On 1/11/01, at 11:45 a.m., an interview was conducted with E-2 in the conference room. She said that on 12/8/00, at around 11:00 a.m., she was sitting at the 100-hall nurses' station. She said a staff person asked her what the "Cycle down mode" meant and then showed her the keypad for the alarm system. E-2 said the keypad screen noted "Cycle down mode" but she was not sure what this was. She said she then walked to the lobby. At this time, she saw a woman talking to E-3 and telling E-3 she had found R-1. This woman said she put R-1 into her car and brought him back to the facility. E-2 said that no alarms went off during this time to identify that R-1 had left the building.
On 1/11/01, at 12:00 p.m., an interview was conducted with E-3 in the conference room. She said on 12/8/00, she worked as the receptionist from 8:00 a.m. until 12:00 p.m.. She said she did not leave the lobby area during this time. She said she did not see R-1 leave the facility at 11:00 a.m. and that no alarms went off during this time. E-3 said that sometime after 11:00 a.m., a woman came into the facility and told her that she had picked up a male and placed him in her car and questioned if this male was a resident at this facility. E-3 said that male was R-1.
On 1/11/01, at 1:20 p.m., an interview was conducted in an office across from the 100- nurses' station with E-5. She said that on 12/8/00, at approximately 11:00 a.m., she was sitting at the nurses station. She said that she was having another conversation with a female resident and this female resident kept talking to R-1. She said at no time did the alarm system go off noting that R-1 had left the building. She said that she had heard something about a "cycle down mode" but was not sure what that meant. E-5 stated "she believed staff brought (R-1) back into the building around 11:15-11:30 a.m., and (R-1) does ambulate with an unsteady gait throughout the building".
On 1/11/01, at 2:00 p.m., an interview was conducted with E-8 in the conference room. E-8 said he saw R-1 on 12/8/00 at about 11:00 a.m.. E-8 said R-1 was standing at the nurses station at this time. E-8 said "at about 11:07 a.m. he was walking up to the lobby and noticed that staff were bringing R-1 back into the building". E-8 said " he had been working at the facility for about one week when the incident occurred". E-8 said " he was unaware that R-1 was an elopement risk".
On 1/12/01, at 10:45 a.m., an interview was conducted with E-6. She said that she was working on 12/08/00 when R-1 eloped.
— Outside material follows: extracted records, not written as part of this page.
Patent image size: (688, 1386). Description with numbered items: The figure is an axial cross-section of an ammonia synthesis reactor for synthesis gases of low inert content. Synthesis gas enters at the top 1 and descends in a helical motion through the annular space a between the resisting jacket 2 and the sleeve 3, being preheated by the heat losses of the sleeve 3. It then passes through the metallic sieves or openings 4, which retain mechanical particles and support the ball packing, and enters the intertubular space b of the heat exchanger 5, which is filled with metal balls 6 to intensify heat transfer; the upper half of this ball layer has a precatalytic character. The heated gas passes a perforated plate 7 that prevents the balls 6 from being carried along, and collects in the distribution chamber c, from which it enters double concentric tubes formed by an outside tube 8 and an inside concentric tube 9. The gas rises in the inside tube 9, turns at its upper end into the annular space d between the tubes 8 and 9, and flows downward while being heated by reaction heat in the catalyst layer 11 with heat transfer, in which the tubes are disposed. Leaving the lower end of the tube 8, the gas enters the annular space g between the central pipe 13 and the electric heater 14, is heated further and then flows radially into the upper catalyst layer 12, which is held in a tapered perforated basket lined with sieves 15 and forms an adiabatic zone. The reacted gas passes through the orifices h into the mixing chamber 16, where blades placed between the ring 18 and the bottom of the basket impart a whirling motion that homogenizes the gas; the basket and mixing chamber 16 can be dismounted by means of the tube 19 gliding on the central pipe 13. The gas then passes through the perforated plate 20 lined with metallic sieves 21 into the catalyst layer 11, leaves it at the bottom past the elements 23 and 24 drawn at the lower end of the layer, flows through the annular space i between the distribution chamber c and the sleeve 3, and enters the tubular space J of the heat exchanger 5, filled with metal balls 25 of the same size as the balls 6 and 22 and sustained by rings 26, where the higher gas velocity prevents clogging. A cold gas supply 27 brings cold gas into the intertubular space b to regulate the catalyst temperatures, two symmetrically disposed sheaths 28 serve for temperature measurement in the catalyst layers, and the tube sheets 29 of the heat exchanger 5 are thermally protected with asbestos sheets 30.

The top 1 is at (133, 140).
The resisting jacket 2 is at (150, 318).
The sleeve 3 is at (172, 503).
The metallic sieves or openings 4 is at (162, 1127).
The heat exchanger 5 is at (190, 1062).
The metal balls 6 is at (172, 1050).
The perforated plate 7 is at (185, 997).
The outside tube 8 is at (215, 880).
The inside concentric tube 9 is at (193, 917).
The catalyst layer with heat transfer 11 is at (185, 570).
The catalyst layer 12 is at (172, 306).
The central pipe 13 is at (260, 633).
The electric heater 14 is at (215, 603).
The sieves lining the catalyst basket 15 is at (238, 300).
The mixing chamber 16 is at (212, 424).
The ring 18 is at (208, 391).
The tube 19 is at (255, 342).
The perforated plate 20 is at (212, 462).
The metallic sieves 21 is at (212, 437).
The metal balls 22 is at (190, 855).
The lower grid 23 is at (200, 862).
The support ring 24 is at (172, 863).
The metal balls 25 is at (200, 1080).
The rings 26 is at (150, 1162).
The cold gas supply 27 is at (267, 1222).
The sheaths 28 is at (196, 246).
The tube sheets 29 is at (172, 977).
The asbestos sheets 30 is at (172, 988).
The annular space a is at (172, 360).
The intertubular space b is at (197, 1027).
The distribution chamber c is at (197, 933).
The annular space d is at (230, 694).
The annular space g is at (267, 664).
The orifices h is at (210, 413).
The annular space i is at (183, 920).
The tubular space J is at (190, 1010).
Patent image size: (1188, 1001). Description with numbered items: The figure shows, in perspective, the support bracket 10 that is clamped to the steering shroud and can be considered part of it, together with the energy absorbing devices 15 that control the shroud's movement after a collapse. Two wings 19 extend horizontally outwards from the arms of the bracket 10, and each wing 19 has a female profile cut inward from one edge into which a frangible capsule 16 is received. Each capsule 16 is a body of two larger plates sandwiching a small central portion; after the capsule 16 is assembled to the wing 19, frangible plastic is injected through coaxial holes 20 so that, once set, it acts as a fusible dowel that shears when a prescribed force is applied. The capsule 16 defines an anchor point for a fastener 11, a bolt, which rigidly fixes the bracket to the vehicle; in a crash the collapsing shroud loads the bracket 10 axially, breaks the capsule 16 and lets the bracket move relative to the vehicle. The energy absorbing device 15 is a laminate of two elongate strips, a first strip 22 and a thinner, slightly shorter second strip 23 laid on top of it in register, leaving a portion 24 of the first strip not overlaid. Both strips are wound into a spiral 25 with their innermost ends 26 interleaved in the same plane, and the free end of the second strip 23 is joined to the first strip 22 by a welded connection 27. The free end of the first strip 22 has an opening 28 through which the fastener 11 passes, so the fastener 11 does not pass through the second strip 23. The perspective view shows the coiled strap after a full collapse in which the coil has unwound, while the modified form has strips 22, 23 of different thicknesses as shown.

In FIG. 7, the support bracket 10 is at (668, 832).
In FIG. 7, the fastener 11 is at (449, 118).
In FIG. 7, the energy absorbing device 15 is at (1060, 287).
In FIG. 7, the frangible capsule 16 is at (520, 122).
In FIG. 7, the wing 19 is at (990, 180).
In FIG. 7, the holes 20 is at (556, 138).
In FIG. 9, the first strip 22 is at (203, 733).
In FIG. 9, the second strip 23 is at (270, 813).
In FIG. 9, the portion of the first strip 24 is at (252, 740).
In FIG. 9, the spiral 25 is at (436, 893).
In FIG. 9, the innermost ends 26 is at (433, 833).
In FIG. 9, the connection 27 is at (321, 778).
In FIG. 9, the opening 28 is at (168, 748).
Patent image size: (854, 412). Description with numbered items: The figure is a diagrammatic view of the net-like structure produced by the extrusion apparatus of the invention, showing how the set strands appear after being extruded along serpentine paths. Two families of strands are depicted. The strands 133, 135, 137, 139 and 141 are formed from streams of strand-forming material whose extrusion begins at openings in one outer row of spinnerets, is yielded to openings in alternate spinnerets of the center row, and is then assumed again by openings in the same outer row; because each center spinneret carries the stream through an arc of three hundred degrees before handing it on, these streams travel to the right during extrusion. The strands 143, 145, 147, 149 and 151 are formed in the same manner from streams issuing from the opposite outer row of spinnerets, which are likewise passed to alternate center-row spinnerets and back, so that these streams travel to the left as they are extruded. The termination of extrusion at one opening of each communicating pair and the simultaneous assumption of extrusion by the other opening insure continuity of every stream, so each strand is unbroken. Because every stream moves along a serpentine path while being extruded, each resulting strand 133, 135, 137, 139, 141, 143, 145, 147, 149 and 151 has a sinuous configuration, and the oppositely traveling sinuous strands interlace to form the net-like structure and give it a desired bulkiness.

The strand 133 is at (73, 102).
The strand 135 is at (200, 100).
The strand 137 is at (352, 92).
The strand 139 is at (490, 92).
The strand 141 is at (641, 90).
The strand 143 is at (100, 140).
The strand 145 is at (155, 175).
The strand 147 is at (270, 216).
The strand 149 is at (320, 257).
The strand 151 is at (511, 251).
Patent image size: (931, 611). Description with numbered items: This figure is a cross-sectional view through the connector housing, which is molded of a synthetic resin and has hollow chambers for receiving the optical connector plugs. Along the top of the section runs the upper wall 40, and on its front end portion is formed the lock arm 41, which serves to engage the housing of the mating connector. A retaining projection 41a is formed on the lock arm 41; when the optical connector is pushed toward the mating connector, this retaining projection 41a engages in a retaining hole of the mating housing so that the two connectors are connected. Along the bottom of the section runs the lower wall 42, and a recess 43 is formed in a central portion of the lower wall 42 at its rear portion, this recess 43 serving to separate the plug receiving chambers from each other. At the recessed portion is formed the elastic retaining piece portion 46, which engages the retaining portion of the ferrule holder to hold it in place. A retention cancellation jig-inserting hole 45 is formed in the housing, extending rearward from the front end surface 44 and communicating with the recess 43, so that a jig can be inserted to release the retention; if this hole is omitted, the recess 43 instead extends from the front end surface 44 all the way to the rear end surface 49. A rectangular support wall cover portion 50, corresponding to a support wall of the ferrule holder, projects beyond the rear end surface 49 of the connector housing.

She said that she was not aware that R-1 had left the building. She said that she had called security several times regarding the "cycle down mode" on the keypad of the alarm system and was told not to worry about it. She said that R-1 does walk slumped over.
On 1/11/01, at 4:45 p.m., the area around the facility was surveyed for possible hazards. There is a two lane road directly in front of the facility that is frequently traveled by automobiles. There is a school directly south of the facility. There is a large drainage ditch approximately 6 to 7 feet deep with a large culvert at the sidewalk that runs between the nursing home property, and the school property. Facility staff believe that R-1 was found by the unidentified passer by near the driveway of the school closest to the drainage ditch. There is a large four lane highway 2 blocks north of the facility.